15 Años

El sector “está mejor armado” para enfrentar el “duro golpe” del verano, sostiene Nicolás Martínez

1 de mayo de 2023

Nicolás Martínez, director de Agromotora Flores, cree que la próxima siembra podría ser favorecida por la baja de insumos, y que la suba del ganado genera expectativas

El productor “no puede pensar en recuperar en el invierno lo que se perdió en el verano, sino que deberá pensar en financiar las consecuencias de esta zafra en varios años”, dijo a VERDE el ingeniero agrónomo Nicolás Martínez, director de Agromotora Flores.  Planteó que el agricultor “se ha profesionalizado y logrado sanear sus cuentas gracias a la gestión y las buenas zafras anteriores”, pero advirtió que este será un año de “golpes fuertes” para muchos productores y para gran parte de la región agrícola.

Admitió que hoy la foto del sector es complicada, debido al estrés hídrico que está viviendo el país. “Tenemos una situación de cultivos de verano claramente marcada, con la base forrajera prácticamente desaparecida y el campo natural tampoco está, porque la primavera no existió y el verano ha sido muy severo, nos está pegando muy fuerte”, graficó. 

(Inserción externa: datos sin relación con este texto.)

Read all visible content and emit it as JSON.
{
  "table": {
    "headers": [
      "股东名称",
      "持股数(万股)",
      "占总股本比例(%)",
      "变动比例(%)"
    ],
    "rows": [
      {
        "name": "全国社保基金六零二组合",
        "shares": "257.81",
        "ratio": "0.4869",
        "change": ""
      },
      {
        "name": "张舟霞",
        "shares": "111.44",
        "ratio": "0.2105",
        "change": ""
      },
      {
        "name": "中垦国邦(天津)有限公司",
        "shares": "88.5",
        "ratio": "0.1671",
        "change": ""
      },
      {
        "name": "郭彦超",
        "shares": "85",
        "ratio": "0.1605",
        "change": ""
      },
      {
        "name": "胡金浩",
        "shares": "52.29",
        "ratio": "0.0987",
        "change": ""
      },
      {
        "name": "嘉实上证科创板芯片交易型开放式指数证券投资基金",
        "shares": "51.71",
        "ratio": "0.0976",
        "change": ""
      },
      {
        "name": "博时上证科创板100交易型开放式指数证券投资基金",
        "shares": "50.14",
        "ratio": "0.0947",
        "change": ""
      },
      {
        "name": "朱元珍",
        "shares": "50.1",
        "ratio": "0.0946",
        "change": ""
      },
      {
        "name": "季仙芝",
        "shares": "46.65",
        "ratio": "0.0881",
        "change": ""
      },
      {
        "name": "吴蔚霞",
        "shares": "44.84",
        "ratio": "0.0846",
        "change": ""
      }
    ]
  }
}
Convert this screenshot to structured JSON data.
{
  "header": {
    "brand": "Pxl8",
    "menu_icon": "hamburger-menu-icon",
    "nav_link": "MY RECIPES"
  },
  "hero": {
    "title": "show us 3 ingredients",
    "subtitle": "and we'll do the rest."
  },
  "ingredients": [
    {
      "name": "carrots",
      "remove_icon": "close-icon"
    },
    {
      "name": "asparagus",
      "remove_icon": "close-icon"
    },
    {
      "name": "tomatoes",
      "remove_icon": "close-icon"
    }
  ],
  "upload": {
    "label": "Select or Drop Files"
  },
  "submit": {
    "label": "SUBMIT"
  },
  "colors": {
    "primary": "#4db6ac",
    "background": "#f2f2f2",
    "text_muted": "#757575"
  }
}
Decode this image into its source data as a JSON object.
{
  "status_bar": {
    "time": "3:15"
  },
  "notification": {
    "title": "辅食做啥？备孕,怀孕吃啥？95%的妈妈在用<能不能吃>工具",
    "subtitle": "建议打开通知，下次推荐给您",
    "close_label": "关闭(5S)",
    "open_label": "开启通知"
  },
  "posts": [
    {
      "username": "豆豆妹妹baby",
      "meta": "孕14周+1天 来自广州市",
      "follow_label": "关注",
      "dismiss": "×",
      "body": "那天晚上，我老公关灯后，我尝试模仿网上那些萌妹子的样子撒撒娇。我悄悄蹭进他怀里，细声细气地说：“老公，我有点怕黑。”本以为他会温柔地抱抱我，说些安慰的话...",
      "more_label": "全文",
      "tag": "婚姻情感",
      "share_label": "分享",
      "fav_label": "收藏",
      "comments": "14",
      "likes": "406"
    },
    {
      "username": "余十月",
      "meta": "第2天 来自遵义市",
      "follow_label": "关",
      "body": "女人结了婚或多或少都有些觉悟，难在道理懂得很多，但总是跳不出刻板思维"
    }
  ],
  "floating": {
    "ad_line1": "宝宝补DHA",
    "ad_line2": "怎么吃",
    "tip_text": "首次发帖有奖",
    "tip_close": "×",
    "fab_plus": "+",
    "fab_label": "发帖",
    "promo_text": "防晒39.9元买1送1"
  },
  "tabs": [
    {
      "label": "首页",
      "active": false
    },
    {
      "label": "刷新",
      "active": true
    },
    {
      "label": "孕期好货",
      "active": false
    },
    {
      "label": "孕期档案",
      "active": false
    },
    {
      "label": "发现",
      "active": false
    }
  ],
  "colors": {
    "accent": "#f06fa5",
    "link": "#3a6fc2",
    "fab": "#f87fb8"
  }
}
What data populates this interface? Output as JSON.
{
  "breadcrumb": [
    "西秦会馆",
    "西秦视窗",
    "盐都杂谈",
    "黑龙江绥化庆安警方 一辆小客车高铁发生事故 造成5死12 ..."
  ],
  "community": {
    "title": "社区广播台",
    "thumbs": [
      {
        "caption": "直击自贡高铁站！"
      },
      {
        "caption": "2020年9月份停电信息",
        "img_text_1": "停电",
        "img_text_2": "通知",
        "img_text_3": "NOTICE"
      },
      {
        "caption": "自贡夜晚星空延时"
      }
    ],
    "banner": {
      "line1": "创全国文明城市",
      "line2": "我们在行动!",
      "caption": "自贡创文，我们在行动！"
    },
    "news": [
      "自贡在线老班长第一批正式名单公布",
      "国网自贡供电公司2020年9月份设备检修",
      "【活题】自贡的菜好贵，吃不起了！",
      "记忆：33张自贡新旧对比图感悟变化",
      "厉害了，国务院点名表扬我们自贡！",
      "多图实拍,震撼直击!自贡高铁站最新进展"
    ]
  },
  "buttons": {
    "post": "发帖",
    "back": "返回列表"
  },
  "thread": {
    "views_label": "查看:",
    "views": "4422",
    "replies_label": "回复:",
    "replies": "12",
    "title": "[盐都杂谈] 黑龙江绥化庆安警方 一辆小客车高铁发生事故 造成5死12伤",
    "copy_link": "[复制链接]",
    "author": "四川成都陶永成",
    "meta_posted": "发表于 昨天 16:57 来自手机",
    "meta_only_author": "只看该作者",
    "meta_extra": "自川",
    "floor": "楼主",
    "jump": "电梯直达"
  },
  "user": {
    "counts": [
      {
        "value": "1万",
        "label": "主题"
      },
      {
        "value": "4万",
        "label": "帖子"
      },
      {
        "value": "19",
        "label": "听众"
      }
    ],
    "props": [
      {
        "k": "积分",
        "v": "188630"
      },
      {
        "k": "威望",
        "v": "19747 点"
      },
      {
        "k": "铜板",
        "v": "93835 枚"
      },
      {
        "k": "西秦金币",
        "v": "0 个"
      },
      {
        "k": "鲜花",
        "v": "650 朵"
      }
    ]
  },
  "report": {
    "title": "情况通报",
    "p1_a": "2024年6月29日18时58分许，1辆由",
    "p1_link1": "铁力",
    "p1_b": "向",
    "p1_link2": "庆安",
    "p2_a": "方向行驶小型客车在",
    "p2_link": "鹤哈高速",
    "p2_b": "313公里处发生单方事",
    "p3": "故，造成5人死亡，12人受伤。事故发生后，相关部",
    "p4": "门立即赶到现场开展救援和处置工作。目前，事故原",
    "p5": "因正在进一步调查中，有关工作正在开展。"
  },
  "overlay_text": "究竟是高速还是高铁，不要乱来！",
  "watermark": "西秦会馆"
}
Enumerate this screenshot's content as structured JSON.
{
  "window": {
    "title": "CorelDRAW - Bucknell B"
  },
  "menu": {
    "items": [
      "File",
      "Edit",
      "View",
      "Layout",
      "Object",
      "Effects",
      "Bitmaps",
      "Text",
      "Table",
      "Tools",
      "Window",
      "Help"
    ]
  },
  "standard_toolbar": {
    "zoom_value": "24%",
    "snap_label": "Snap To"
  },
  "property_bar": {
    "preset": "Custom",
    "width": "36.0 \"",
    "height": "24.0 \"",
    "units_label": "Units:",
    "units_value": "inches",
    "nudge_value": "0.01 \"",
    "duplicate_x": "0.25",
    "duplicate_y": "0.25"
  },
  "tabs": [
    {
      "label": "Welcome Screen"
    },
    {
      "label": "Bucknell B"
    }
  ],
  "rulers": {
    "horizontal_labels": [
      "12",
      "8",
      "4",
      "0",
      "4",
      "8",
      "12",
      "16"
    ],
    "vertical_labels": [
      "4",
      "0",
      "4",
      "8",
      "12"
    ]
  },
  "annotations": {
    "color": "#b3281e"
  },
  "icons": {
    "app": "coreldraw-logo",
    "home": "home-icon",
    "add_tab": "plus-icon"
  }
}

Dijo que la esperanza se centraba en que el fenómeno de La Niña finalizara entre enero y febrero, como marcaban los pronósticos, pero eso no ocurrió, y nos colocó “en una realidad que no es nada linda”.  Desde mediados de febrero se tiene una “gran tensión”, porque el sector agrícola está viendo cómo minimizar las pérdidas o en el mejor de los casos lograr un empate con los cultivos de verano. “Se toman decisiones, pero cada lluvia errada complica la situación. Al tiempo que está proyectándose la próxima campaña de invierno”, describió.  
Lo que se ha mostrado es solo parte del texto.